An interesting history of the space race from the early 1900s and Dr. Robert Goddard‘s first writings about space travel, to the Apollo 11 landing on the moon in July 1969. There is a lot of history to unpack here, especially when it comes to Werhner von Braun and Walter Dornberger developing rockets for the Nazis to use during World War II against the allies. After the war after the war, von Braun was brought to the US to work on the American space program and was hugely successful, but in many ways he could not escape his Nazi past.
Alongside the history of the space program, the book also explores John F. Kennedy‘s history: as a young man, a PT109 hero, congressman, senator and as president, as well as his fascination with space exploration. A lot of of the book focuses on the US/USSR space race and the cold war, documenting each side’s successes, and failures. After JFK is elected president, as a woman of a certain age, I could not help doing a countdown in my head to November 22, 1963.
At times the writing is compelling; at other times it’s very dry and technical. I enjoy reading books about space exploration but this one was a slog at times. It does put a lot of issues into perspective and how competing priorities in the US almost canceled the quest for the moon.
Good quotes:
“ ‘All in all’, he said later about his thinking in high school, ‘For someone who was immersed in, fascinated by, and dedicated to flight, I was disappointed by the wrinkle in history. They brought me along one generation late. I had missed all the great times and adventures in flight.’” (Neil Armstrong as a young man.)
“We choose to go to the moon – we choose to go to the moon in this decade and do the other things, not because they are easy, but because they are hard, because that goal will serve to organize and measure the best of our energies and skills, because that challenge is one that we are willing to accept, and one we are unwilling to postpone, and one we intend to win.”(JFK’s Rice University speech. September 12, 1962)

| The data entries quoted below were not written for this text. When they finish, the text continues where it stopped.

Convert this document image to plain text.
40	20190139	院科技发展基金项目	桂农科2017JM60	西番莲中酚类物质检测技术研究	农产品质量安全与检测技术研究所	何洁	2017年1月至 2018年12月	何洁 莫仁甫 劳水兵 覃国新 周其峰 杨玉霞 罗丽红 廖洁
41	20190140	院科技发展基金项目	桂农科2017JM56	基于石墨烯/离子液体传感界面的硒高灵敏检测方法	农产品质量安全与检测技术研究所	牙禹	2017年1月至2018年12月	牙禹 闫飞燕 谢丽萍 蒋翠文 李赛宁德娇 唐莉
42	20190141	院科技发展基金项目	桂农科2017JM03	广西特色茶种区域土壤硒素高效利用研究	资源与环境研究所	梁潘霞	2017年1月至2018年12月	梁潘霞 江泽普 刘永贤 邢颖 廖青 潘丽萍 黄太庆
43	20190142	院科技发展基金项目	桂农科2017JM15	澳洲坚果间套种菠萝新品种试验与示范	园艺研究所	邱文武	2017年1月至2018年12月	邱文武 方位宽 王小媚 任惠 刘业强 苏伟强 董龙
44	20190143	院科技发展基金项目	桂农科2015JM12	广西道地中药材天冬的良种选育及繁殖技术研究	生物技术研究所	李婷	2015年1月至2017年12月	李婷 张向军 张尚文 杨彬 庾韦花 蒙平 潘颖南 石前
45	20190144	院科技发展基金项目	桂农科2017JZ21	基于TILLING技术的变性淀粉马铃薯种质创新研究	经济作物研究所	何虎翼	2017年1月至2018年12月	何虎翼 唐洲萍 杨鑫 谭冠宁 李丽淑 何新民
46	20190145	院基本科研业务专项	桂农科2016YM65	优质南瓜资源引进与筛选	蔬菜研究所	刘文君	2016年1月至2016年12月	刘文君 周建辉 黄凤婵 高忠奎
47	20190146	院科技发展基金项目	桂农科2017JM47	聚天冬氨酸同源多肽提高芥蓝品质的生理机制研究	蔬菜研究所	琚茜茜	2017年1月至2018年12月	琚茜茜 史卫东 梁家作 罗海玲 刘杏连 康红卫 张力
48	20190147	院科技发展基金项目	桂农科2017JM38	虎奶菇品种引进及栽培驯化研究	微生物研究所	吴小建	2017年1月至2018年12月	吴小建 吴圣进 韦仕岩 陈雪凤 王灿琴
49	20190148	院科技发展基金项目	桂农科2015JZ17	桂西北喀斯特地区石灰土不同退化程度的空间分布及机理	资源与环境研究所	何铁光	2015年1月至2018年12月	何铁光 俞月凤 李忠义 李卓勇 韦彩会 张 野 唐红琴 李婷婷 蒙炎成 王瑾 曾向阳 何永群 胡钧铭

“Just before climbing up the stairs of the eagle to leave the moon, Armstrong asked Aldrin if he had deposited the NASA sanction mementos they had planned to leave behind. Aldrin, grateful for the reminder, reached into his shoulder packet, pulled out a package, and placed it on the lifeless lunar surface. Inside the packet were shiny metals honoring two Soviet cosmonauts: Yuri Gagarin (the first human to orbit the Earth, who had died in a 1967 MiG-15 crash.) and Vladimir Komarov (killed in 1967, when his Soyuz 1 parachute did not open on descent from space.) Also left behind by Armstrong and Aldrin was in an Apollo 1 patch commemorating Gus Grissom, Ed, White, and Roger Chaffee (who had perished in the Apollo 1 on-ground accident of 1967) and a gold olive branch pin, symbolic of the peaceful nature of Apollo 11. This NASA satchel still rests there in the lunar dust.”
“On July 15, 1975, Apollo and Soyez spacecraft launched from earth within hours of each other. In two days’ time they dock. To all appearances, the Cold War space race between the United States and the Soviet Union had ended in partnership.”